Gabriel Cebrián -Si volvés a proponer algo así, le digo al pibe que te baje los dientes que te quedan. -Será un placer, tío, no tengas dudas.

IX

-Ahora voy a proceder a la lectura de los cargos –dijo el Inefable, adoptando la actitud solemne que suponía debía observarse en un juzgado. –A los dos mierditas estos, NN, o simplemente alcahuetes del bastardo mayor, se los acusa de infinidad de tropelías de gravedad incierta, recordando que, ante la duda, y dada la estrecha vinculación de ambos con la escoria humana de su jefe, este tribunal optará siempre por la peor hipótesis, en atención a una verosimilitud a todas luces incontestable. O sea que... ¿cómo los encontramos, mi querido Secretario? -Culpables, doctor, culpables. -Hijo de mil putas, vas a pagar por esto –dijo Ezequiel, con voz entrecortada por el llanto. Barragán se incorporó y le propinó un feroz golpe en la boca con el caño de la escopeta, poniéndolo así en igualdad de condiciones con Calvo. -Buena técnica, esa, Secretario, eh. Supongo que así los reos aprenderán a responder nada más que cuando se les pregunta. Y además, a dirigirse con respeto a este Alto Tribunal. -Terminemos con esta farsa. Si vas a matarnos, acabá con esto de una vez. 240

Ignis fatuus -Hace más de un mes que mi vida es un infierno, gracias a ustedes. No sería justo que los liquide tan rápido, sin sufrimiento previo. -Oiga, me estoy desangrando, yo –dijo el grandote. -No te hagás problema, mamotreto. Tenés sangre para rato, vos.
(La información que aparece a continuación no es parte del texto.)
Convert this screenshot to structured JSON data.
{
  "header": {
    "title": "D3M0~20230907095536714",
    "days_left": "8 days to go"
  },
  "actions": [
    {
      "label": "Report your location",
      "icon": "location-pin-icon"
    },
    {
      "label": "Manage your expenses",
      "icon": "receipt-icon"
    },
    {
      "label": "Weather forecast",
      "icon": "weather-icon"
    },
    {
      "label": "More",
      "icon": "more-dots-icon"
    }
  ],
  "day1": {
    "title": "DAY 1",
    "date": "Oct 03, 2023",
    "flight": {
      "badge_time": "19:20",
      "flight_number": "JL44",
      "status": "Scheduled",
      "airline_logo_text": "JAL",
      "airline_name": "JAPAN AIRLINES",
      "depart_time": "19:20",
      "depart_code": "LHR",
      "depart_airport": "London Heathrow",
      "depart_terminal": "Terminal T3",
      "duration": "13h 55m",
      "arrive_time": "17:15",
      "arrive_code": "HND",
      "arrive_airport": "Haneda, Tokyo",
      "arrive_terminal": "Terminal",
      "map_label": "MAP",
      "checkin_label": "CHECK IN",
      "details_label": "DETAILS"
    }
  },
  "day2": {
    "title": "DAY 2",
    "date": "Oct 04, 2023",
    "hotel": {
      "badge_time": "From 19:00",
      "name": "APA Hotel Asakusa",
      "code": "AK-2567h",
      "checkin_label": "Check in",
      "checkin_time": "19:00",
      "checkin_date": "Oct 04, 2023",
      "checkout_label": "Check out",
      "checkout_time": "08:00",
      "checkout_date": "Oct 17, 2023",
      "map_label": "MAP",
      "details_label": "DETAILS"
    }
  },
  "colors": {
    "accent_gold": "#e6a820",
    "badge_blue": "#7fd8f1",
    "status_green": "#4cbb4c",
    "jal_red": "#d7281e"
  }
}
Déjenme seguir con los cargos. Ezequiel Torales: se le acusa de alta traición... -Vos, me traicionaste. -No, señor. Y no me interrumpa si no quiere otra dosis de caño en la jeta. De alta traición, felonía, mal desempeño en las cuestiones atinentes a la vida conyugal, codicia, prácticas políticas espurias y eventual complicidad ideológica e incluso material en los asesinatos de Marisa Sepúlveda y de una joven llamada Rosario, o Vilma, y de la cual desconozco el apellido. -Estás loco. -Sí, puede ser. Pero antes me habías dicho que estaba muerto. ¿En qué quedamos? Lo tuyo, Calvo, es más complejo. No tengo tiempo ni ganas de dar voz a la infinidad de cargos por los cuales comparecés hoy aquí. Así que, en principio, y de antemano, ya estás condenado a muerte. Y como un faraón de tus quilates debe ser sepultado con su séquito, pues lo lamento, sobre todo por ustedes dos, que vinieron a dar en el lugar equivocado en el peor momento. -No, señor, nosotros no hicimos nada –dijo el grandote, debajo del cual se había formado un grotesco charco de sangre.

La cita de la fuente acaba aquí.